Dieses Du, gemächlich ausgesprochen, änderte die Sachlage und machte nach Ansicht des Revidenten Laurenz Haller eine weitere Intervention überflüssig. Nun wußte er wenigstens, woran er war; und indem er eins zum andern hielt, begriff er in einer jähen Erleuchtung die tragische und lächerliche Verzahnung eines Schicksals, das ihn erfaßt hatte wie eine gefährliche Maschine denjenigen, der in ihr rasendes Räderwerk den Nagel eines Fingers gebracht hat, und das ihn ganz ebenso zermalmte.

Seine hochgradige Erregung verkehrte sich in Entmutigung.
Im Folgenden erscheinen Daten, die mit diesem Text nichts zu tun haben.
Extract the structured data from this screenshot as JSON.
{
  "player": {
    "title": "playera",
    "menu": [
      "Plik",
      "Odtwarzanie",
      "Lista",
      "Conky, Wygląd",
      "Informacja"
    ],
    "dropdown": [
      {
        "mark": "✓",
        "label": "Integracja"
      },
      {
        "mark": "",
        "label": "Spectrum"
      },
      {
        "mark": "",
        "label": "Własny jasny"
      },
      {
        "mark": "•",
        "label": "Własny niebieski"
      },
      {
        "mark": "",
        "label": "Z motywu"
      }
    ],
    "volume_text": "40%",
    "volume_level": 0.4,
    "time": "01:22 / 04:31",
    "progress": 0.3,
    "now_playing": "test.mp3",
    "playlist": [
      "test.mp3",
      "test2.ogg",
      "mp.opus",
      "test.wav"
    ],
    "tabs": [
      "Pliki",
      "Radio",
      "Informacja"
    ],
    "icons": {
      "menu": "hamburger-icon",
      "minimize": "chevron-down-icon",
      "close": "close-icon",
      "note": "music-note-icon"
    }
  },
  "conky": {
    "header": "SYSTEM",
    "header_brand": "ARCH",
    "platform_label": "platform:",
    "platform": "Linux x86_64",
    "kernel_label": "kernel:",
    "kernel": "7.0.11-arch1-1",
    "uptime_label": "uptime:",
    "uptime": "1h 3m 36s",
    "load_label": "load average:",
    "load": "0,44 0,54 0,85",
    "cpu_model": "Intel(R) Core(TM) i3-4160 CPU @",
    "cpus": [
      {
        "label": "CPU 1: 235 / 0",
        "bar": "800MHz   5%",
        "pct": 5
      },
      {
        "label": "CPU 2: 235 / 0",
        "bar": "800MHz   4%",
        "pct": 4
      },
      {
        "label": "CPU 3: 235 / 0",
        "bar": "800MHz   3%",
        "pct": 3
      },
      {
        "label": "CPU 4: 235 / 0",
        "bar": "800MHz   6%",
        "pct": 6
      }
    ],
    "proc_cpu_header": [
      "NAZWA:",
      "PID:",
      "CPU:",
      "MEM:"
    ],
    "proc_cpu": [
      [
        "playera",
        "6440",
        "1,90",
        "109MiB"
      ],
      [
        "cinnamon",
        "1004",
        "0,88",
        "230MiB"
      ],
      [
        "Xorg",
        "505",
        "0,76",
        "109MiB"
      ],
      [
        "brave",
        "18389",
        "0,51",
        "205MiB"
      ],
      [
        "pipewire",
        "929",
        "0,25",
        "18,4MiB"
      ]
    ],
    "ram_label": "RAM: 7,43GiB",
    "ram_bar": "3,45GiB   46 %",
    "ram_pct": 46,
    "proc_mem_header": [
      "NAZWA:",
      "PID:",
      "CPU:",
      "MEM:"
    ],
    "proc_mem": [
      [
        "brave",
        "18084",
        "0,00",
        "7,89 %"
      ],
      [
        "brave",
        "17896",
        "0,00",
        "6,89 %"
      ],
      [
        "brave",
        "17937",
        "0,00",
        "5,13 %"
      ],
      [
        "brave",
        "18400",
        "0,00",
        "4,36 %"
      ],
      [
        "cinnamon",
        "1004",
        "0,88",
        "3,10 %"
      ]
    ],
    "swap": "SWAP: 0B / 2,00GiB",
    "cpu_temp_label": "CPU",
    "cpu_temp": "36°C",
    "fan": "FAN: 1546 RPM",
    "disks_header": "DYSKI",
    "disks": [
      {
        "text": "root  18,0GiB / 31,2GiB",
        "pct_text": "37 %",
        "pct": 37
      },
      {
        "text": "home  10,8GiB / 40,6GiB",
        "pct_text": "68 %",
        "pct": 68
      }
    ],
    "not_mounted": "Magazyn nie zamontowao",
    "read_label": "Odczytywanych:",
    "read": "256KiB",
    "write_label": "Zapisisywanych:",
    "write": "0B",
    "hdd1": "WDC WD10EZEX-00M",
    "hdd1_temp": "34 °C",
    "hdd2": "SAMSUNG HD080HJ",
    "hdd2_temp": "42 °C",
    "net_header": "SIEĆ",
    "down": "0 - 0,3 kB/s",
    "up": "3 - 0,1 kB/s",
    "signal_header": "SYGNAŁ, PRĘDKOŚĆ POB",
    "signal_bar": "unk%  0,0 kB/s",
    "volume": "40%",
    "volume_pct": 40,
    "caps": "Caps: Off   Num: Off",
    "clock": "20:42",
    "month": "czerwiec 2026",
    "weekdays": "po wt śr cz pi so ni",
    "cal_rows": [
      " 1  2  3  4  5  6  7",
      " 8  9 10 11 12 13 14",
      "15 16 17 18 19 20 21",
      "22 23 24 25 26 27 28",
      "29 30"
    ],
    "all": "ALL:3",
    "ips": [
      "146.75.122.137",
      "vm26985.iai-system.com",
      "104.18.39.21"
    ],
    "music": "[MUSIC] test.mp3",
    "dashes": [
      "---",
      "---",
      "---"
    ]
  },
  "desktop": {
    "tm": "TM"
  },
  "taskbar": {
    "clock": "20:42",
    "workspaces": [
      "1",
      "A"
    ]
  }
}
Er wandte sich, mit einem jener plötzlichen Entschlüsse, wie sie die Verzweiflung faßt, von der Türe weg zum Fenster, griff nach den Flügeln, schwang sich hinauf …

Da sah er noch einmal, riesengroß, die gotische Zwingburg des Arsenals vor sich aufsteigen und schaute, über ihre Zacken hinweg, tiefer in den Prater hinein, als er je zuvor getan hatte. Dann aber zerging ihm alles, auch das Stimmengewirr hinter ihm und der Lärm der Straße, zu einer weichen und unendlichen Nacht.